Right now the for loop is set up like so (there are more fields, I just trimmed the code for simplicity of this question.
$period=30;
$query = "SELECT * FROM table";
$result = mysql_query($query);
while ($row = mysql_fetch_assoc($result)){
$data[] = array("Date" => $row['Date'], "ID" => $row['ID']);
}
for($i=0;$i<(count($data)-$window);$i++){
for($j=0;$j<$window;$j++){
//do calculations here with $data[]
$results[$i][$j]= calculations;
}
}
This works fine for the number of rows I have. However, I opened up the script to a larger dataset (1700 rows) with a different window (360 rows). This means there are exponentially more iterations. It gave me an out of memory error. Some quick use of memory_get_peak_usage() showed that memory would just continually increase.

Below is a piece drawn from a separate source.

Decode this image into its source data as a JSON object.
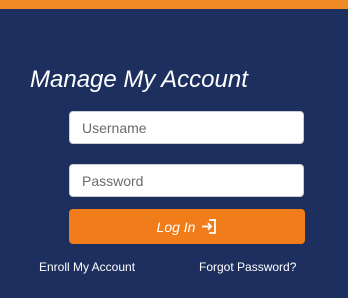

I'm starting to think that having the loops search through that data array is extremely laborious, especially when the "window" overlaps on a lot of the "cycles". Example: Cycle 0 goes through rows 0-29. Cycle 1 goes through rows 1-30. So, both of those cycles share a row of data that they need, but I'm telling PHP to look for the new data each time.
Is there a way to structure this better? I'm getting kind of lost thinking about running these concurrent cycles.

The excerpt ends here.